Sentí una punzada de rabia. ¿Por qué siempre tenía que ser yo la que pidiera ayuda? ¿Por qué nadie veía lo difícil que era para mí? Andrés no entendía lo que significaba abrirme con mis padres. En mi familia, pedir ayuda era sinónimo de fracaso. Mi papá, Don Ernesto, siempre decía: “Aquí se resuelve todo en casa, sin andar ventilando los problemas”.
Pero esta vez era diferente. Desde que perdí el trabajo hace tres meses, todo se había vuelto cuesta arriba. La ansiedad me devoraba por dentro y apenas podía levantarme de la cama algunos días. Andrés hacía lo posible por apoyarme, pero yo sentía que lo estaba arrastrando conmigo a ese pozo oscuro del que no sabía cómo salir.
Esa noche, mientras cenábamos en silencio, Andrés volvió a insistir:
—¿Por qué no llamas a tu mamá? O a tu hermano. No tienes que hacerlo sola.
No respondí. Solo jugué con el arroz frío en mi plato. Al rato, escuché su voz hablando por teléfono en la sala. No le di importancia hasta que escuché mi nombre.
—Sí, doña Rosa… Mariana está bien, solo ha estado un poco apagada…
Sentí un escalofrío. Andrés había llamado a mi mamá. Me levanté de golpe y fui a la sala.
—¿Por qué hiciste eso? —le susurré furiosa cuando colgó.

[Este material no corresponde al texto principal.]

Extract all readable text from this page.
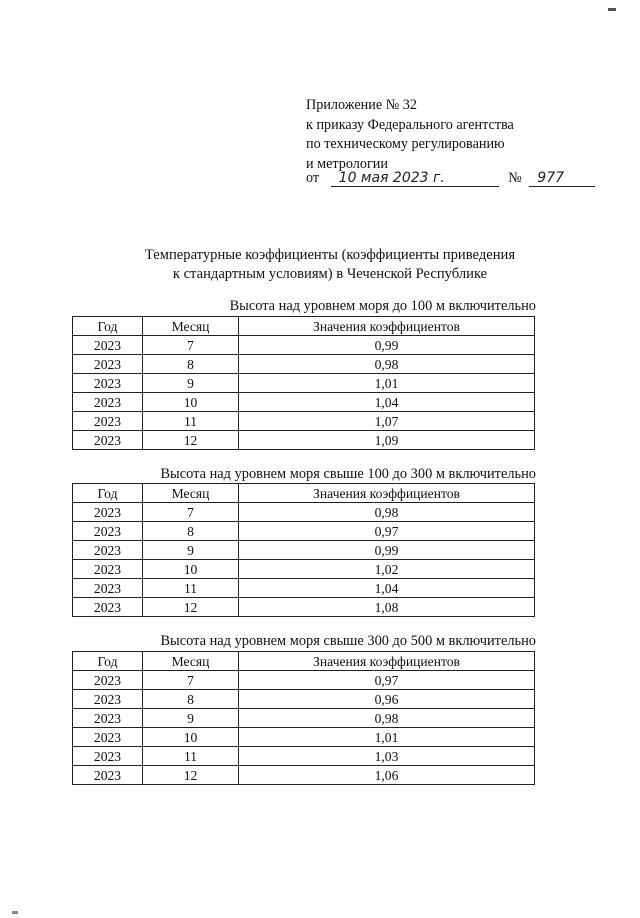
Приложение № 32
к приказу Федерального агентства
по техническому регулированию
и метрологии
от 10 мая 2023 г.	№ 977
Температурные коэффициенты (коэффициенты приведения
к стандартным условиям) в Чеченской Республике
Высота над уровнем моря до 100 м включительно
Год	Месяц	Значения коэффициентов
2023	7	0,99
2023	8	0,98
2023	9	1,01
2023	10	1,04
2023	11	1,07
2023	12	1,09
Высота над уровнем моря свыше 100 до 300 м включительно
Год	Месяц	Значения коэффициентов
2023	7	0,98
2023	8	0,97
2023	9	0,99
2023	10	1,02
2023	11	1,04
2023	12	1,08
Высота над уровнем моря свыше 300 до 500 м включительно
Год	Месяц	Значения коэффициентов
2023	7	0,97
2023	8	0,96
2023	9	0,98
2023	10	1,01
2023	11	1,03
2023	12	1,06
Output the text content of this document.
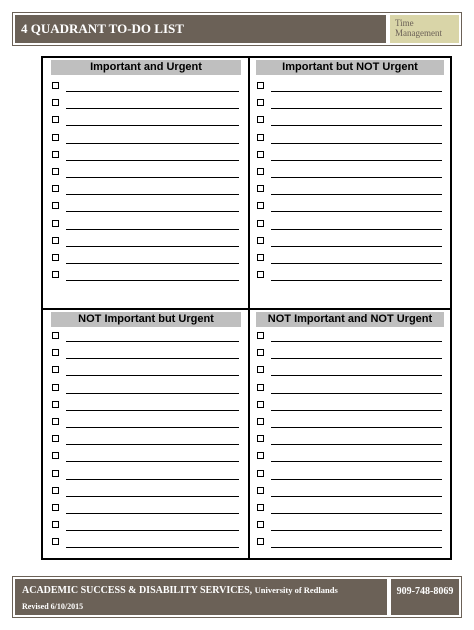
4 QUADRANT TO-DO LIST	Time
Management
Important and Urgent	Important but NOT Urgent
NOT Important but Urgent	NOT Important and NOT Urgent
ACADEMIC SUCCESS & DISABILITY SERVICES, University of Redlands
Revised 6/10/2015
909-748-8069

—Porque te amo y no puedo verte así —me respondió con los ojos llenos de tristeza—. Si tú no puedes pedir ayuda, alguien tiene que hacerlo por ti.
Esa noche no dormí. Me sentía traicionada y expuesta. Pero al amanecer, cuando el teléfono sonó y vi el nombre de mi hermano menor, Sebastián, supe que ya no podía seguir huyendo.
—¿Qué pasa, Marianita? —su voz era suave, como cuando éramos niños y él se metía en mi cama después de una pesadilla.
—Nada… Estoy bien —mentí otra vez.
—No me mientas. Mamá está preocupada. Dice que casi no sales de casa y que ni siquiera contestas sus mensajes.
Me mordí los labios hasta sentir el sabor metálico de la sangre. ¿Cómo explicarle a Sebastián lo que sentía? ¿Cómo decirle que cada día era una batalla contra mí misma?
—No sé qué me pasa —susurré al fin—. Siento que todo se me viene encima… Que no sirvo para nada.
Hubo un silencio largo al otro lado de la línea.
—¿Quieres que pase por ti? Podemos ir a caminar al parque como antes… O si quieres solo hablamos.
Lloré en silencio. Por primera vez en meses sentí alivio al saber que alguien estaba dispuesto a escucharme sin juzgarme.
Esa tarde salimos a caminar por el Parque México. El aire fresco y los árboles altos me recordaron los días felices de mi infancia, antes de que las expectativas y los miedos se instalaran en mi pecho como una piedra.
—¿Por qué nunca le dices a mamá cómo te sientes? —me preguntó Sebastián mientras compartíamos un café del carrito ambulante.
—Porque ella nunca lo entendería… Siempre dice que hay que ser fuertes, que llorar es perder el tiempo.
Sebastián asintió con tristeza.
—A veces creo que mamá también está cansada… Solo que nunca lo dice.
Volví a casa esa noche sintiéndome un poco menos sola. Andrés me abrazó fuerte y me susurró al oído:
—Gracias por intentarlo.
Los días siguientes fueron una mezcla de pequeños avances y retrocesos. Empecé a buscar trabajo otra vez, aunque el miedo al rechazo seguía ahí, acechando como una sombra. Mi mamá empezó a llamarme todos los días, al principio para preguntar cosas triviales: si ya había comido, si necesitaba algo del súper… Poco a poco las conversaciones se hicieron más largas y sinceras.
Una tarde, mientras lavaba los platos, escuché su voz temblorosa al otro lado del teléfono:
—Hija… Perdóname si alguna vez te hice sentir que tenías que ser perfecta. Yo tampoco sé cómo manejar todo esto…
Me quedé en silencio, con las manos mojadas y el corazón latiendo fuerte. Por primera vez entendí que mi mamá también tenía miedo, también se sentía sola a veces.
Las cosas no se resolvieron de un día para otro. Sigo luchando con mis demonios internos, pero ahora sé que no tengo que hacerlo sola. Aprendí a pedir ayuda, aunque todavía me cueste trabajo admitirlo.
A veces me pregunto: ¿Cuántos de nosotros cargamos con dolores invisibles solo por miedo al qué dirán? ¿Cuántas veces dejamos de pedir ayuda por orgullo o por temor a decepcionar a quienes amamos?
¿Y tú? ¿Alguna vez has sentido que pedir ayuda es rendirse o te has atrevido a romper ese silencio?